Но если фреска «Тайная вечеря» все же сохранилась, то от второй великой работы Леонардо миланского периода – гигантской конной статуи Франческо Сфорцы – не осталось ничего.
Леонардо не успел выполнить ее в металле, но после семнадцати лет раздумий, поисков, научных исследований (он составил трактат об анатомии лошади!) модель памятника гигантских размеров была создана в глине. После захвата Милана французами гасконские арбалетчики расстреливали эту модель: она была удобной мишенью. А Лодовико Моро, заключенный пожизненно в крепость, некогда могущественный государь, а теперь узник без настоящего и будущего, рисовал на стенах, в которые был заточен, очертания Леонардова коня. Единственное, может быть, что оставила ему память, что оставила ему жизнь…
Эудженио Гарен, историк и философ, в своей статье «Беспокойный век Леонардо» пишет: «Мы не ошибемся, утверждая, что сам Леонардо во многих отношениях был фигурой трагической. Он был глубоко одиноким человеком. Незаконнорожденный ребенок, он не имел семьи и не занимал должного положения в обществе. На его глазах рушился мир, духовные ценности которого исчезали под напором слепых событий».
Дальше Гарен цитирует самого Леонардо: «Мне казалось, что я учусь жить, но учился я умирать».
Леонардо вернулся в родную-неродную Флоренцию.
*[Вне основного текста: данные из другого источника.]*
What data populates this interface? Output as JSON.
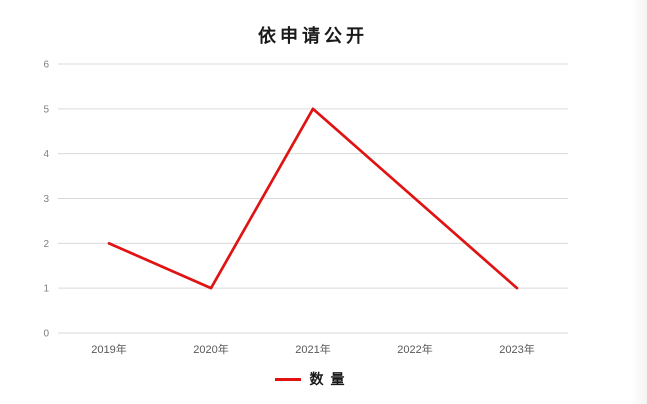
{
  "chart_data": {
    "type": "line",
    "title": "依申请公开",
    "categories": [
      "2019年",
      "2020年",
      "2021年",
      "2022年",
      "2023年"
    ],
    "series": [
      {
        "name": "数量",
        "values": [
          2,
          1,
          5,
          3,
          1
        ],
        "color": "#e01212"
      }
    ],
    "ylim": [
      0,
      6
    ],
    "ytick_step": 1,
    "yticks": [
      0,
      1,
      2,
      3,
      4,
      5,
      6
    ],
    "grid": true,
    "legend_position": "bottom",
    "gridline_color": "#d9d9d9",
    "y_label_color": "#7f7f7f",
    "x_label_color": "#595959"
  }
}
Незадолго до этого он подружился с семьей капитана Джероламо Мельци. Сыну капитана, Франческо Мельци, было тогда семнадцать лет. Он мечтал стать художником, поклонялся «Тайной вечере»; он уехал из Ломбардии с Леонардо во Флоренцию и остался с учителем до последних мгновений его жизни в Амбуазе.
Вазари в «Жизнеописании» писал: «Франческо Мельци, миланский дворянин, во времена Леонардо был очень красивым юношей, которого Леонардо очень любил, а в наше время он красивый и милый старик».
Я видел портрет этого старика (не помню уже чьей кисти) в художественном музее Будапешта и запомнил те
По дороге во Флоренцию Леонардо остановился в Венеции и там совершил, быть может, величайшее из открытий… не открыв его никому. Венеция в то время находилась в состоянии войны с турками, ожидая нападения и с суши, и с моря.
Леонардо занес в тайную записную книжку: «Никому этого не открывай… Костюм надо шить дома. Всё, что нужно под водой, – то есть костюм, закрытый наглухо… одежда водонепроницаемая… на голове маска…»
Леонардо открыл водолазный костюм…
Он оставил это открытие в тайне, боясь, что венецианцы употребят его не только для обороны от турецкого флота – и погибнут мирные, ни в чем не повинные люди. Он оставил открытие в тайне, боясь, что оно еще более усилит пиратство на море.
То, что было изобретено лишь через три века, уже обрело жизнь в мыслях, чертежах, точных расчетах и записных книжках Леонардо.
Часто пишут, что он, любя искусство и науки, находился как бы по ту сторону добра и зла, был равнодушен к моральным ценностям. Но в истории с водолазным костюмом Леонардо оказался нравственно совершеннее создателей атомной бомбы.
Из Венеции великий беглец держал путь во Флоренцию, и первый человек, которого он стал разыскивать по возвращении в родной город, был брат его первой мачехи, юной жены Пьеро да Винчи, каноник Алессандро Альбиери. Это говорит о бесконечном одиночестве Леонардо, о том, что во Флоренции у него после столь долгого отсутствия никого не осталось.
Одна из загадок – «нелюбовь» великого живописца к живописи.
В то время феррарская герцогиня осаждала Леонардо мольбами что-либо написать для нее. Ее посол во Флоренции отвечал: «Он усиленно занимается геометрией и не хочет притрагиваться к кисти». Казалось, его волнует всё, только не живопись. Ничего подобного мы не найдем ни у одного из великих художников. Ни у Тициана, ни у Рембрандта, ни у Гогена. Когда читаешь многочисленные жизнеописания Леонардо, эта загадка его личности и судьбы не может не вызывать странных мыслей. Он и до возвращения во Флоренцию, и после второго расставания с ней с большой неохотой начинал работу над картинами и часто не оканчивал ее.
И опять думаешь: может быть, он хотел созидания не художественных ценностей, а самой жизни?
Величайшим замыслом Леонардо был полет человека. Все наблюдения, зарисовки, версии он держал в величайшем секрете. Пожалуй, не было работы, которую бы он, склонный вообще к секретам, окружил такой непроницаемой тайной.
Ему, видимо, казалось, что он и родился для этого торжества. Работая над картинами, он медлил. Строя летательный аппарат, он торопился.